Does Your Data Wait in Line?
I think many people misunderstand write caching and how it plays a role in storage performance. I believe this is mostly due to competitors trying to compete with the success of NetApp Flash Cache.
First, A Flash Cache Detour:
I’ve been able to see the great results of Flash Cache myself at local customers. Below are some real charts from a customer POC that shows the benefits of Flash Cache in their environment. Yes, they went with NetApp after seeing the results.
The first chart represents a NetApp controller with real-world test I/O patterns generated by their application. Flash Cache was disabled on this controller until near the end of the run, where you can see the disk usage drop dramatically. Disk utilization prior to that point was nearly 50% on 2TB SATA drives. Network throughput represents the green line, while the blue line represents disk throughput.
The below chart is another controller with NetApp Flash Cache enabled throughout the test. You can see disk throughput is significantly less (0-4%) as over 90% of the I/O is being handled straight out of Flash Cache. Those are impressive results that are allowing this customer to get some serious distance out of these 2TB SATA drives.
With so many NetApp customers seeing the benefits of Flash Cache (over 1PB sold), it is easy to understand why our competitors are trying to differentiate themselves. One of the arguments that is brought up often is in regards to write caching. Our competitors frequently argue that we have somehow overlooked write performance in our architecture by only heavily caching reads.
Onto the Details:
We use write cache differently than our competitors. Our competitors store writes in cache to act as a buffer during I/O bursts. The write cache allows I/O acknowledgments to be returned to the host nearly instantaneously and the data written to disk at a later date. This works well, for a time, but eventually the laws of physics catch up. Eventually, the data stored in cache has to be written to disk and, therefore, the disk has to be fast enough to receive the amount of I/O and also agile enough to process the pattern of I/O (random vs. sequential) before the cache fills up. If the cache fills up, the true performance characteristics of the drives emerge to the clients in the form of latency and retries.
The following diagram represents this unfortunate, yet common, scenario with write caching. The different colored dashes represent I/O from various hosts each writing to their dedicated location on disk.

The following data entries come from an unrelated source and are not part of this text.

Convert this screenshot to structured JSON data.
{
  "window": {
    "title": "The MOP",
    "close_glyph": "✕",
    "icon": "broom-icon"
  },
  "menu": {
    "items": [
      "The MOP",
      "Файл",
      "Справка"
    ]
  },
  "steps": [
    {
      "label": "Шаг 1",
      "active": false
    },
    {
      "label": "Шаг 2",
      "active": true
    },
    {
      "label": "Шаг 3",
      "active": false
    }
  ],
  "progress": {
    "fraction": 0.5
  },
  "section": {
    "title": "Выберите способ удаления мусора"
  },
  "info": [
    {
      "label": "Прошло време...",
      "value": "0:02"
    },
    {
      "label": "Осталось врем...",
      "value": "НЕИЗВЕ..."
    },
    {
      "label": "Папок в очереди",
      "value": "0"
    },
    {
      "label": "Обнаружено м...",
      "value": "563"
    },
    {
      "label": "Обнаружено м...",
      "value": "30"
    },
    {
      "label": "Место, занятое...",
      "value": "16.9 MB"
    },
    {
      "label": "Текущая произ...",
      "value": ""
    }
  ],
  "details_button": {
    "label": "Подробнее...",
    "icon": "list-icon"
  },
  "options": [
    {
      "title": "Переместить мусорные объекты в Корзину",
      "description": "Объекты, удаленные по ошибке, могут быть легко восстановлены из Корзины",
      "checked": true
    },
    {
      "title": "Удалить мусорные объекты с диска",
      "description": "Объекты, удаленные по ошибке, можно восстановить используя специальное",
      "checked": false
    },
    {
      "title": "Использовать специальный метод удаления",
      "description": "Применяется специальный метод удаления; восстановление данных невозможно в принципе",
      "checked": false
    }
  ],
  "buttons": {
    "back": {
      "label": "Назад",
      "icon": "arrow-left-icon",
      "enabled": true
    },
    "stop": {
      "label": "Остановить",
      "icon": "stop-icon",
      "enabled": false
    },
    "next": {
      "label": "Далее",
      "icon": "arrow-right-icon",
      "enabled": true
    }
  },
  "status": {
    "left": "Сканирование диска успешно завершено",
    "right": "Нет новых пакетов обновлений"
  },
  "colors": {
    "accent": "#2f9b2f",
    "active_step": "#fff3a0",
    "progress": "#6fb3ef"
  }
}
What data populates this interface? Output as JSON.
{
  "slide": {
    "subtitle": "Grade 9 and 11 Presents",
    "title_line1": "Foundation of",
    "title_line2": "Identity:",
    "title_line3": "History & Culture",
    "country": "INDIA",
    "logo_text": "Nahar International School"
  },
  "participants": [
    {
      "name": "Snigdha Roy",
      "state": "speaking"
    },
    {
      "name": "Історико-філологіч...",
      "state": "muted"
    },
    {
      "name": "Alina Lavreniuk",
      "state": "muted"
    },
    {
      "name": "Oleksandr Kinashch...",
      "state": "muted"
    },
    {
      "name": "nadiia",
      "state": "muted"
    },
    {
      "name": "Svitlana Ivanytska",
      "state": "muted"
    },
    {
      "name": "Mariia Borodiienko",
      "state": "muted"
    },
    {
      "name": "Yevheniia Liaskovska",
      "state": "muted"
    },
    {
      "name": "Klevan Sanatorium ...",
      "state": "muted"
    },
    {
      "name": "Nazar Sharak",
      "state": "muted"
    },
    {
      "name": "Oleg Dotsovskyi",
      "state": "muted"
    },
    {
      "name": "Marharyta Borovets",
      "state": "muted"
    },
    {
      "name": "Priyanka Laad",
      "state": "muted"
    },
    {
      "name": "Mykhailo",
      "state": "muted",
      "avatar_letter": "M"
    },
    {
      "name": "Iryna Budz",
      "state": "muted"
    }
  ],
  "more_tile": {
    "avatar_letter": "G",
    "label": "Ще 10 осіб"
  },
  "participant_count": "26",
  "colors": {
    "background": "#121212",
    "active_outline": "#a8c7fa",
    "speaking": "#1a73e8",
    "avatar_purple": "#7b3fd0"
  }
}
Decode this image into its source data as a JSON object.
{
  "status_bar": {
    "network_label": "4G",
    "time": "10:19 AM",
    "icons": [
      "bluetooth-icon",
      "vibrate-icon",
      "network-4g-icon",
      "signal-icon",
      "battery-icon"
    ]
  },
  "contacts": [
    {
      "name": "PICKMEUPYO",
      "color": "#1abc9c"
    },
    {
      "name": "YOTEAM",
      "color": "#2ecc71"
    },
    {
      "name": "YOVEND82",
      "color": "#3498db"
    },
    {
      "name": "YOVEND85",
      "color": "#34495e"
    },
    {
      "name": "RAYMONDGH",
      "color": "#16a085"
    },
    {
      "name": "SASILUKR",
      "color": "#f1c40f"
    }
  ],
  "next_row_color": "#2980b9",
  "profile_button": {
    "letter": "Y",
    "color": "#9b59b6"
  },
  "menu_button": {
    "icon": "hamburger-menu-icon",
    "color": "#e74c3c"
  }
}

Because traditional arrays cannot dynamically choose data placement, disk heads are forced to seek all over the platter to serve various client write requests. Slow writes mean full cache and full cache means client latency.
This type of caching only lets your data wait in line before getting to disk. If you compare it to an amusement park, large write caches mean bigger lines—not faster rides. NetApp’s approach is to keep the line short and focus on fast rides.
Instead of using a large write cache as an I/O buffer, we use a fraction of the amount of cache our competitors do. Buffering is not the primary purpose of our write cache, data analysis is. By storing new writes in cache, it gives our arrays the ability to analyze that data, compare it to the current disk structure and dynamically determine the most efficient place to put it on disk. See, in nearly all environments disks are easily able to handle the throughput requirements of application I/O. What drives lack is the agility to respond to different I/O patterns (sequential vs. random) with the same level of performance.
For demonstration, I configured a single 3 disk NetApp aggregate (2 parity, 1 data) to demonstrate how much random write I/O I could get out of a single 1TB 7200 SATA drive. I use a full random write workload of 4KB blocks on the disk and measure the maximum sustained I/O I could achieve. Even though a 1TB data disk would max out at around 80 IOPs or less with random I/O. NetApp can dynamically modify the random I/O pattern into a sequential workload—something a 1TB drive can handle far better! The result is over 4600 random write IOPs with an average response time of 0.4ms. The best news is that as drives become larger and their areal density increases, more and more sequential IOPs are possible. So, while our competitors will struggle more and more with the random I/O capabilities of large SATA disks, NetApp customers will benefit from the sequential I/O enhancements!
The below diagram is an example of how we can cache I/O for a short period of time, analyze the best placement on disk and then place that data as sequentially as possible on disk. This minimizes head seek time and allows us to get orders of magnitude more write IOPs out of SATA disk than our competitors can even get out of 15K RPM FC drives.
What Does This Mean To You:
As datacenters become extremely dense through virtualization technologies and consolidation practices, storage arrays will need to accommodate not just the additional throughput requirements of thousands of virtual host systems, but they will also need to respond to hundreds of differing I/O patterns. The scalability of NetApp Flash Cache along with the flexibility of data placement inherent in Data OnTap, allow NetApp customers to get far better performance and resource utilization with low-cost SATA disks than with more costly, competitive solutions.
So, which do you prefer: Long lines or fast rides?